KB: I would want a cougar like Camden. Or a big black horse or something. Not what I would get though. I'd get something little and mean, yet still fat and hard to carry around. Because you don't get to pick them, they just show up.

+ YAR: I’ve read that your main inspiration for Three Dark Crowns came from a beehive. Can you elaborate on that? Were there any difficulties in translating a story with animalistic inspiration to a human world?

KB: It's sort of a long story, that I've told lots of places if you want to google it and read the long version. But here's the short one: I saw a ball of bees. Never seen one before. A beekeeper happened to be nearby and told me that in the middle of that ball made up of 100% bees was the queen bee, and they were protecting her as she moved from an old hive. So I was intrigued. Asked many questions. And she told me that before a queen bee moves on, she lays four or five queen eggs, and the baby queens hatch out and murder each other to see who gets to take over. And I thought that was lovely. And I wanted to do it to people.

+ YAR: Was the matriarchal aspect of Three Dark Crowns intentional (i.e. is there a reason you chose to have powerful girls as your main characters, all living within a society ruled by women)?

KB: Seemed like the natural choice given that the inspiration for it was a beehive. I never even considered doing it another way. It just WAS.
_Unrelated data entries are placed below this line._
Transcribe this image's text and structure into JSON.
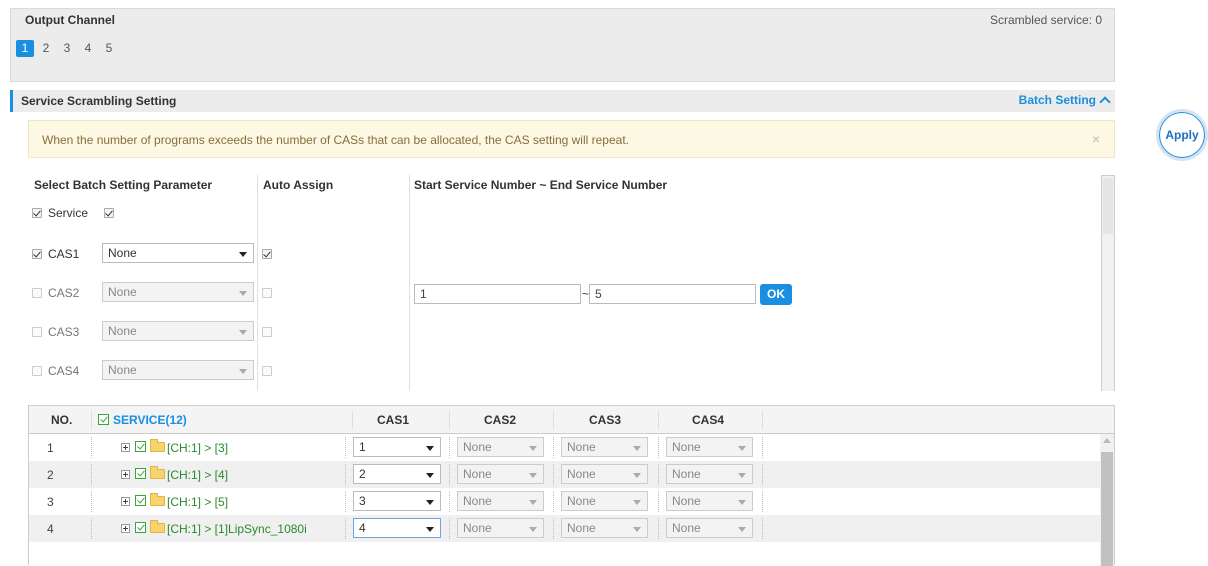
{
  "output_channel": {
    "title": "Output Channel",
    "scrambled_service": "Scrambled service: 0",
    "tabs": [
      "1",
      "2",
      "3",
      "4",
      "5"
    ],
    "active_tab": "1"
  },
  "section": {
    "title": "Service Scrambling Setting",
    "batch_setting": "Batch Setting"
  },
  "apply_label": "Apply",
  "alert": {
    "text": "When the number of programs exceeds the number of CASs that can be allocated, the CAS setting will repeat.",
    "close": "×"
  },
  "batch": {
    "col_param": "Select Batch Setting Parameter",
    "col_auto": "Auto Assign",
    "col_range": "Start Service Number ~ End Service Number",
    "service_label": "Service",
    "cas_rows": [
      {
        "label": "CAS1",
        "value": "None"
      },
      {
        "label": "CAS2",
        "value": "None"
      },
      {
        "label": "CAS3",
        "value": "None"
      },
      {
        "label": "CAS4",
        "value": "None"
      }
    ],
    "start_value": "1",
    "tilde": "~",
    "end_value": "5",
    "ok_label": "OK"
  },
  "table": {
    "headers": {
      "no": "NO.",
      "service": "SERVICE(12)",
      "cas1": "CAS1",
      "cas2": "CAS2",
      "cas3": "CAS3",
      "cas4": "CAS4"
    },
    "rows": [
      {
        "no": "1",
        "service": "[CH:1] > [3]",
        "cas1": "1",
        "cas2": "None",
        "cas3": "None",
        "cas4": "None"
      },
      {
        "no": "2",
        "service": "[CH:1] > [4]",
        "cas1": "2",
        "cas2": "None",
        "cas3": "None",
        "cas4": "None"
      },
      {
        "no": "3",
        "service": "[CH:1] > [5]",
        "cas1": "3",
        "cas2": "None",
        "cas3": "None",
        "cas4": "None"
      },
      {
        "no": "4",
        "service": "[CH:1] > [1]LipSync_1080i",
        "cas1": "4",
        "cas2": "None",
        "cas3": "None",
        "cas4": "None"
      }
    ]
  },
  "colors": {
    "accent": "#1a8ee0",
    "service_text": "#2a8a2a",
    "alert_bg": "#fcf8e3"
  }
}
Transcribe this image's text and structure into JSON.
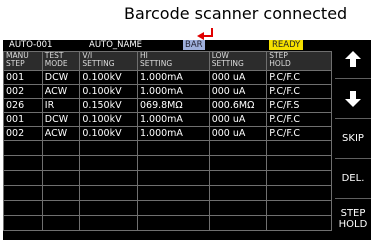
{
  "annotation": {
    "label": "Barcode scanner connected",
    "color": "#e00000"
  },
  "status_bar": {
    "test_no": "AUTO-001",
    "name": "AUTO_NAME",
    "bar_badge": "BAR",
    "ready_badge": "READY"
  },
  "table": {
    "headers": [
      [
        "MANU",
        "STEP"
      ],
      [
        "TEST",
        "MODE"
      ],
      [
        "V/I",
        "SETTING"
      ],
      [
        "HI",
        "SETTING"
      ],
      [
        "LOW",
        "SETTING"
      ],
      [
        "STEP",
        "HOLD"
      ]
    ],
    "rows": [
      [
        "001",
        "DCW",
        "0.100kV",
        "1.000mA",
        "000 uA",
        "P.C/F.C"
      ],
      [
        "002",
        "ACW",
        "0.100kV",
        "1.000mA",
        "000 uA",
        "P.C/F.C"
      ],
      [
        "026",
        "IR",
        "0.150kV",
        "069.8MΩ",
        "000.6MΩ",
        "P.C/F.S"
      ],
      [
        "001",
        "DCW",
        "0.100kV",
        "1.000mA",
        "000 uA",
        "P.C/F.C"
      ],
      [
        "002",
        "ACW",
        "0.100kV",
        "1.000mA",
        "000 uA",
        "P.C/F.C"
      ]
    ],
    "empty_row_count": 6
  },
  "side_buttons": {
    "up_icon": "arrow-up-icon",
    "down_icon": "arrow-down-icon",
    "skip": "SKIP",
    "delete": "DEL.",
    "step_hold_line1": "STEP",
    "step_hold_line2": "HOLD"
  }
}
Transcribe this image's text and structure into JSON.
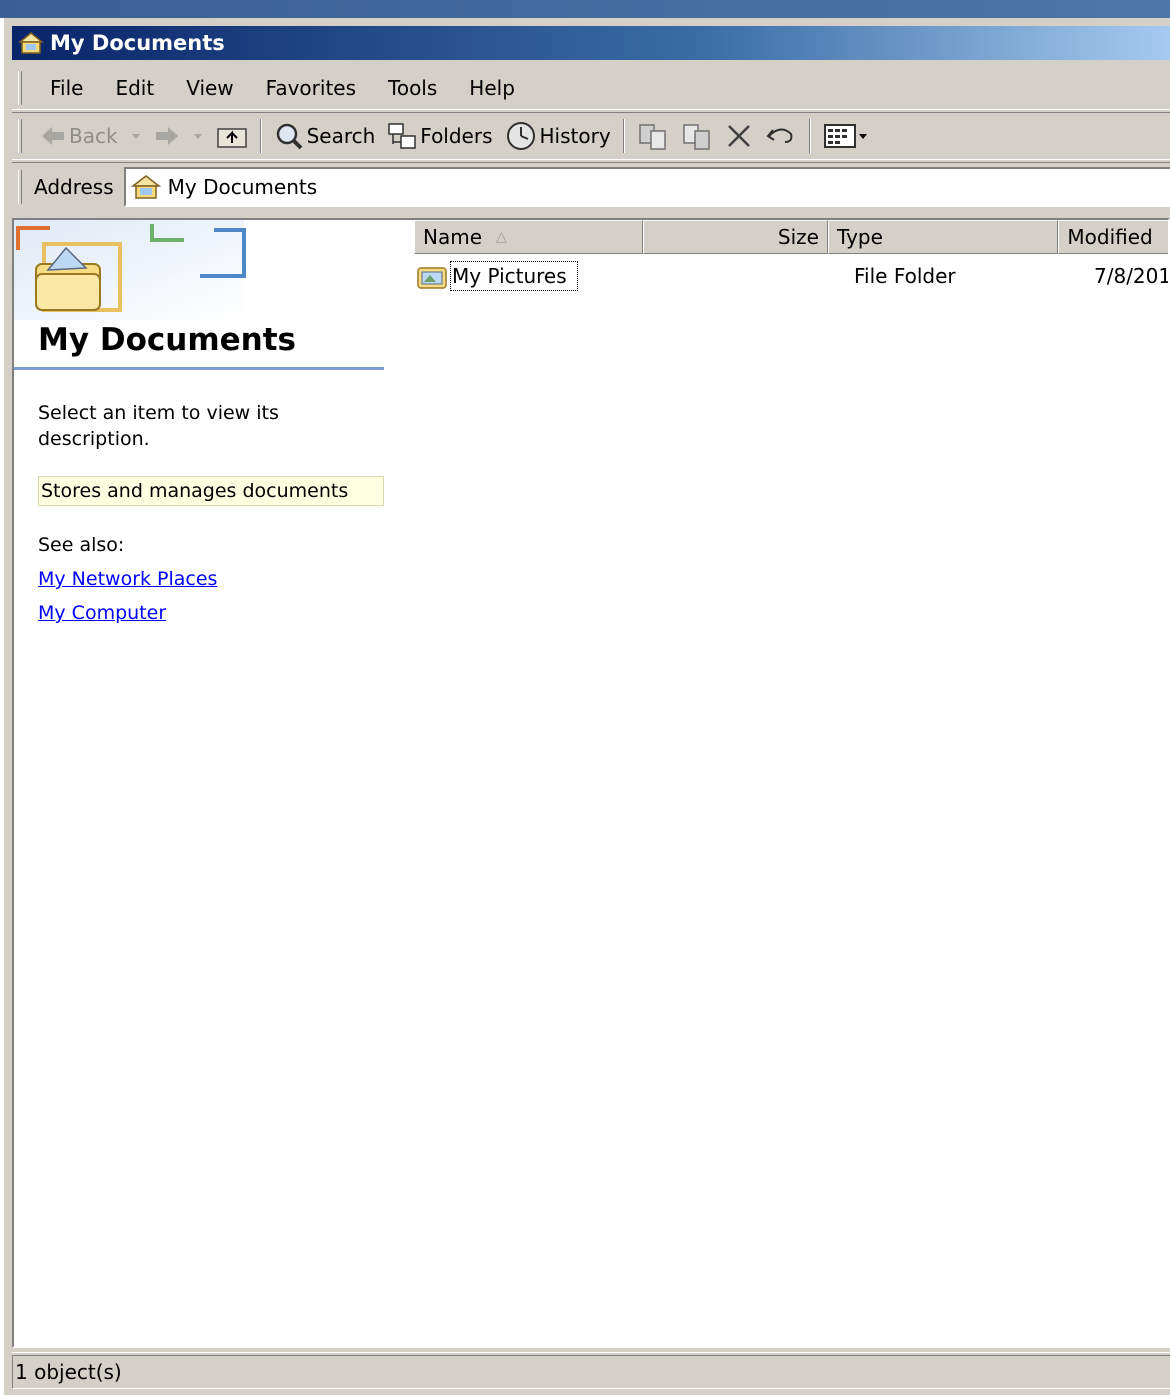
{
  "window": {
    "title": "My Documents"
  },
  "menu": {
    "items": [
      "File",
      "Edit",
      "View",
      "Favorites",
      "Tools",
      "Help"
    ]
  },
  "toolbar": {
    "back_label": "Back",
    "search_label": "Search",
    "folders_label": "Folders",
    "history_label": "History"
  },
  "address": {
    "label": "Address",
    "value": "My Documents"
  },
  "left_pane": {
    "title": "My Documents",
    "description": "Select an item to view its description.",
    "info": "Stores and manages documents",
    "see_also": "See also:",
    "links": [
      "My Network Places",
      "My Computer"
    ]
  },
  "list": {
    "columns": {
      "name": "Name",
      "size": "Size",
      "type": "Type",
      "modified": "Modified"
    },
    "rows": [
      {
        "name": "My Pictures",
        "size": "",
        "type": "File Folder",
        "modified": "7/8/201"
      }
    ]
  },
  "status": {
    "text": "1 object(s)"
  },
  "colors": {
    "titlebar_start": "#0a246a",
    "face": "#d4d0c8",
    "link": "#0000ff",
    "info_bg": "#ffffe1"
  }
}
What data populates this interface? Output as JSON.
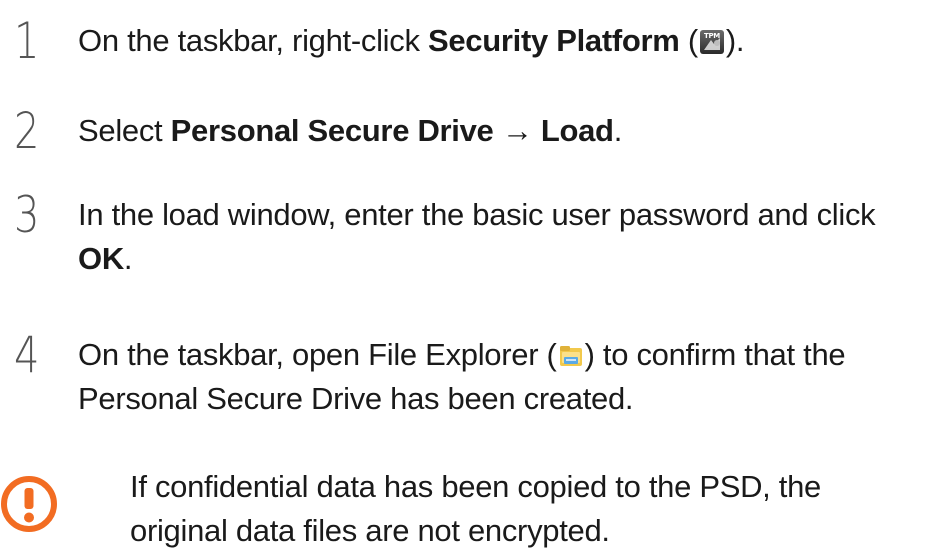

+ YAR: Three Dark Crowns has a dark, twisty and violent premise. Are you always drawn to those types of story ideas? Is that what you tend to want to read and watch as well?

KB: The ideas that show up certainly seem to be of the dark variety. And when I was a kid just moving on from like, horse and unicorn stories, I did jump straight into Stephen King. And not just any Stephen King, but the one about botched sex games and pedophilia. It was a leap. Never looked back though and for a while my reading choices were very dark. The Vampire Chronicles, Bret Easton Ellis books. But I also loved Jane Eyre. So.

As far as watching, I do love a good horror movie. A thinking horror movie, like The Babadook or a clever terrifying one like The Autopsy of Jane Doe. A fun one like The Cabin in the Woods. But I have my limits. I can't really do things with mob or cartel violence, for instance.

+ YAR: What is the last book that you've read that you would rate 5/5 stars?

KB: Most recent hmm....What was the last thing I read....Furyborn by Claire Legrand, I think. But I've read a ton of great books lately. Black Wings Beating by Alexander London. The Final Six by Alexandra Monir. And those are just the ones that haven't come out yet.